Korean online payment service Kakao Pay surges nearly 114% on the first day of trading

Shares in Kakao Pay, the fintech unit of South Korea’s largest messaging app operator Kakao Corp, closed up 114% in its market debut on Wednesday.

The Ant Financial-backed company ended day one of trading at $163.30 (193,000 won), securing a market capitalization of $21.2 billion. 

Kakao Pay’s shares surged as high as $194.60 (230,000 won) on the KOSPI, up 155.6% from the issue price of $76.20 (90,000 won), the upper end of its IPO range. 

Kakao Pay raised $1.3 billion (1.53 trillion won) at a $9.9 billion valuation, offering 17 million new shares in its initial public offering last week. 

The gains for Kakao Bank came amid a crackdown on the country’s tech companies by South Korean regulators and politicians. In September, local lawmakers accused the country’s Big Tech companies, including Kakao Pay’s parent company Kakao Corp, of monopoly issues. The lawmakers also have expressed concerns regarding the growing power and valuation of tech companies in Korea. 

Kakao Pay had to delay its listing twice this summer as the Financial Supervisory Service (FSS) asked Kakao Pay to cut its share price and valuation. The company lowered about 6% of its targeted IPO to $1.3 billion from $1.63 billion in July. 

Kakao Pay will use its IPO proceeds to speed up its global expansion, including in Southeast Asia, Europe and China, said CEO Alex Ryu at an online press conference last week. Southeast Asia and Middle East-based companies have been reaching out to the fintech company to seek strategic partnerships, Ryu mentioned. It will invest in AI, cloud, robo-advisers and blockchain-powered fintech companies in South Korea and overseas countries after the listing, Ryu added.

“Kakao Pay is fundamentally a financial platform, and we seek to maintain symbiotic relationships of mutual growth with other financial institutions,” said Ryu. 

The company also plans to expand its offline payment infrastructure, operate a buy now, pay later (BNPL) service, set up a digital non-life insurance subsidiary and launch a mobile trading system (MTS).  

Kakao Pay, founded in 2014, claims a total of 36.5 million users, with monthly active users at 20 million. The company’s total transaction volume recorded $72.4 billion for 12 months as of June, while its revenue increased more than 102% over the past two years during the pandemic. Kakao Pay recorded $6.9 million (8.2 billion won) in EBITDA in the first half of 2021. 
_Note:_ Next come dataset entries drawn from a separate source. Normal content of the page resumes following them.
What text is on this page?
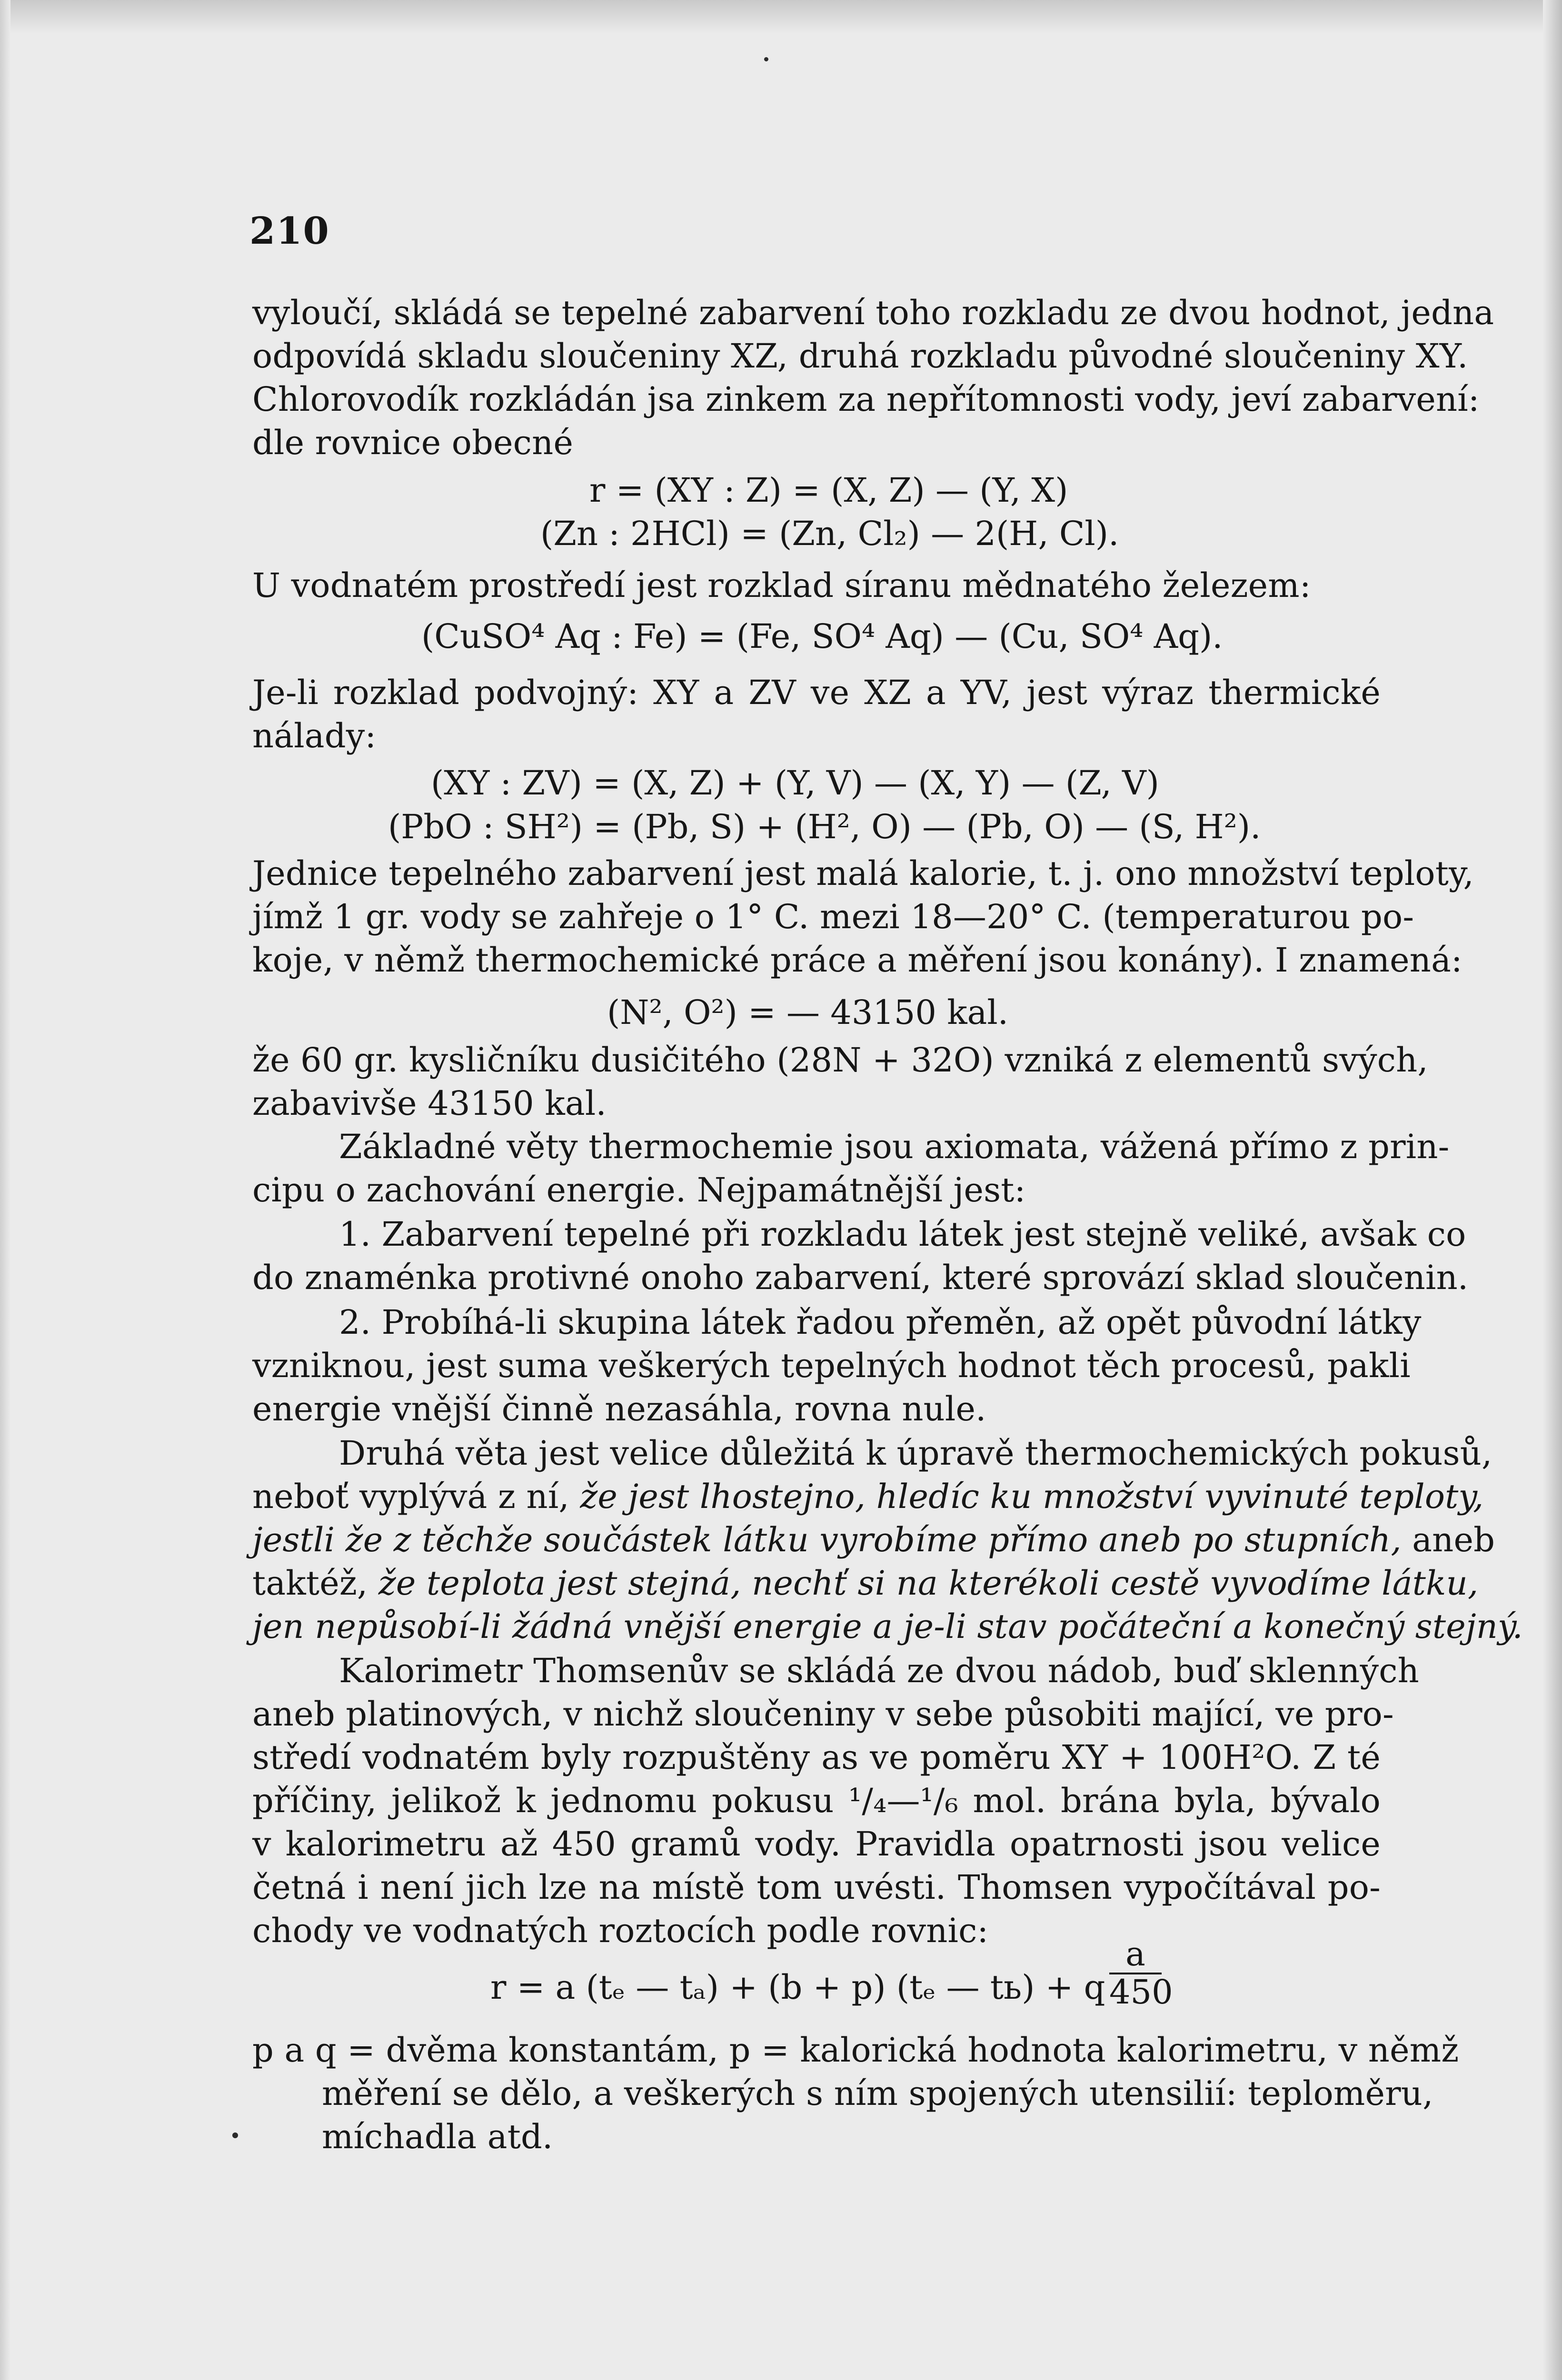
210
vyloučí, skládá se tepelné zabarvení toho rozkladu ze dvou hodnot, jedna
odpovídá skladu sloučeniny XZ, druhá rozkladu původné sloučeniny XY.
Chlorovodík rozkládán jsa zinkem za nepřítomnosti vody, jeví zabarvení:
dle rovnice obecné
r = (XY : Z) = (X, Z) — (Y, X)
(Zn : 2HCl) = (Zn, Cl₂) — 2(H, Cl).
U vodnatém prostředí jest rozklad síranu mědnatého železem:
(CuSO⁴ Aq : Fe) = (Fe, SO⁴ Aq) — (Cu, SO⁴ Aq).
Je-li rozklad podvojný: XY a ZV ve XZ a YV, jest výraz thermické
nálady:
(XY : ZV) = (X, Z) + (Y, V) — (X, Y) — (Z, V)
(PbO : SH²) = (Pb, S) + (H², O) — (Pb, O) — (S, H²).
Jednice tepelného zabarvení jest malá kalorie, t. j. ono množství teploty,
jímž 1 gr. vody se zahřeje o 1° C. mezi 18—20° C. (temperaturou po-
koje, v němž thermochemické práce a měření jsou konány). I znamená:
(N², O²) = — 43150 kal.
že 60 gr. kysličníku dusičitého (28N + 32O) vzniká z elementů svých,
zabavivše 43150 kal.
Základné věty thermochemie jsou axiomata, vážená přímo z prin-
cipu o zachování energie. Nejpamátnější jest:
1. Zabarvení tepelné při rozkladu látek jest stejně veliké, avšak co
do znaménka protivné onoho zabarvení, které sprovází sklad sloučenin.
2. Probíhá-li skupina látek řadou přeměn, až opět původní látky
vzniknou, jest suma veškerých tepelných hodnot těch procesů, pakli
energie vnější činně nezasáhla, rovna nule.
Druhá věta jest velice důležitá k úpravě thermochemických pokusů,
neboť vyplývá z ní, že jest lhostejno, hledíc ku množství vyvinuté teploty,
jestli že z těchže součástek látku vyrobíme přímo aneb po stupních, aneb
taktéž, že teplota jest stejná, nechť si na kterékoli cestě vyvodíme látku,
jen nepůsobí-li žádná vnější energie a je-li stav počáteční a konečný stejný.
Kalorimetr Thomsenův se skládá ze dvou nádob, buď sklenných
aneb platinových, v nichž sloučeniny v sebe působiti mající, ve pro-
středí vodnatém byly rozpuštěny as ve poměru XY + 100H²O. Z té
příčiny, jelikož k jednomu pokusu ¹/₄—¹/₆ mol. brána byla, bývalo
v kalorimetru až 450 gramů vody. Pravidla opatrnosti jsou velice
četná i není jich lze na místě tom uvésti. Thomsen vypočítával po-
chody ve vodnatých roztocích podle rovnic:
r = a (tₑ — tₐ) + (b + p) (tₑ — tь) + q
a
450
p a q = dvěma konstantám, p = kalorická hodnota kalorimetru, v němž
měření se dělo, a veškerých s ním spojených utensilií: teploměru,
míchadla atd.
Kakao Pay said one of its differentiators is creating synergies with its sister companies like Kakao messaging app, Kakao Bank, Kakao Mobility and Kakao Games. 

Kakao Mobility and Kako Entertainment are also set to go public in 2022. 

Kakao Corp’s digital lender subsidiary Kakao Bank, which raised $2.3 billion via IPO in August, had a market cap of $23.9 billion (28 trillion won) as of today.